Dass 2014 den Rekord erreicht hat, besagt für sich allein wenig über den Klimawandel. Wichtiger ist, dass in der Spitzengruppe der Temperaturstatistik auch viele der unmittelbaren Vorgänger stehen: Von den zehn wärmsten Jahren lagen neun im 21. Jahrhundert. Der eine Ausreißer ist 1998.

Erstaunlich ist der globale Rekord für 2014 auch deswegen, weil das Jahr keinen Anschub von einem sogenannten El-Niño-Phänomen bekommen hat. Das ist eine großräumige Verschiebung von Temperaturen und Druckverteilungen im Pazifik, die in den Amerikas und Ostafrika auch Regenmuster verändert. In der globalen Statistik führt sie zur Erwärmung. 1998 war ein El Niño zum Beispiel dafür verantwortlich, dass das Jahr den Rekord errang, und sich dabei in ungeahnte Höhen über dem Verlauf der Temperaturen in den 1990er-Jahren erhob. Die Japaner führen 1998 noch immer auf dem zweiten, die Amerikaner von der Noaa auf dem vierten Platz. Im Jahr 2014 zeigte der Pazifik nur Tendenzen zum El Niño-Phänomen, erfüllte die Kriterien bisher aber nicht.
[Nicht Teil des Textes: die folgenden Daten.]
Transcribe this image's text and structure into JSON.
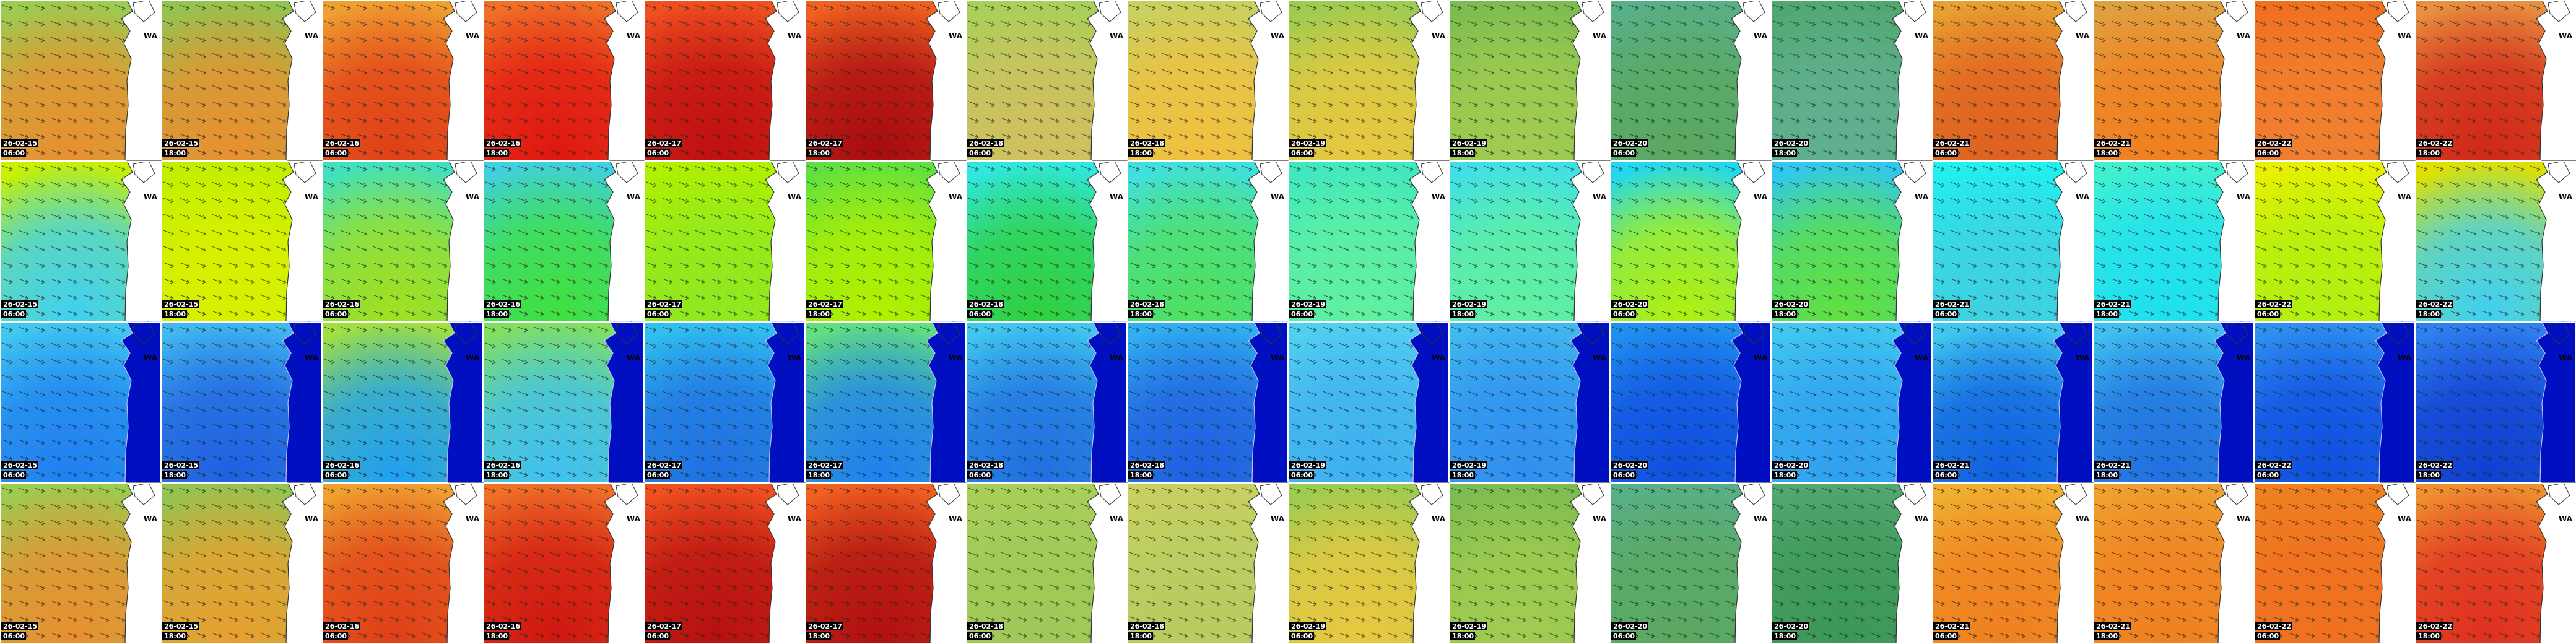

Viel Wärme könnte auch in die Ozeane geflossen sein

Dieses Detail ist wichtig, weil Kritiker der etablierten Klimaforschung - oft "Klimaskeptiker" genannt - die Temperaturstatistik oft genutzt haben, um Zweifel an der Realität des Klimawandels zu verbreiten. Die Entwicklung zeige ja, dass der Temperaturanstieg keinesfalls so dramatisch sei, wie Wissenschaft und Politik immer behaupteten. Auch der Weltklimarat IPCC hat anerkannt, dass die Thermometer seit 1998 wesentlich weniger stark angestiegen sind als zuvor. Dass die Erwärmung zum Stillstand gekommen sei, sagt aber kein ernst zu nehmender Wissenschaftler. Der IPCC hatte in seinem Bericht im vergangenen Jahr etliche Erklärungen gegeben, wohin die Wärme geflossen sein könnte, so dass sie nicht mehr zur ständigen Aufheizung der Atmosphäre zur Verfügung stand. Das waren keine Spekulationen oder Ausflüchte, sondern durch Daten gestützte Hypothesen. Im Wesentlichen ging es um eine Erwärmung des Meeres. Womöglich fließt also nun ein Teil dieser Wärme zurück in die Luft, ohne dass sich das mit dem etablierten Muster von El Niño erklären ließe.

Dass Klimaskeptiker nun in großer Zahl umdenken, ist dennoch nicht zu erwarten. Schon als 2010 einen Rekord erreichte, hatte das keinen erkennbaren Einfluss auf sie gehabt.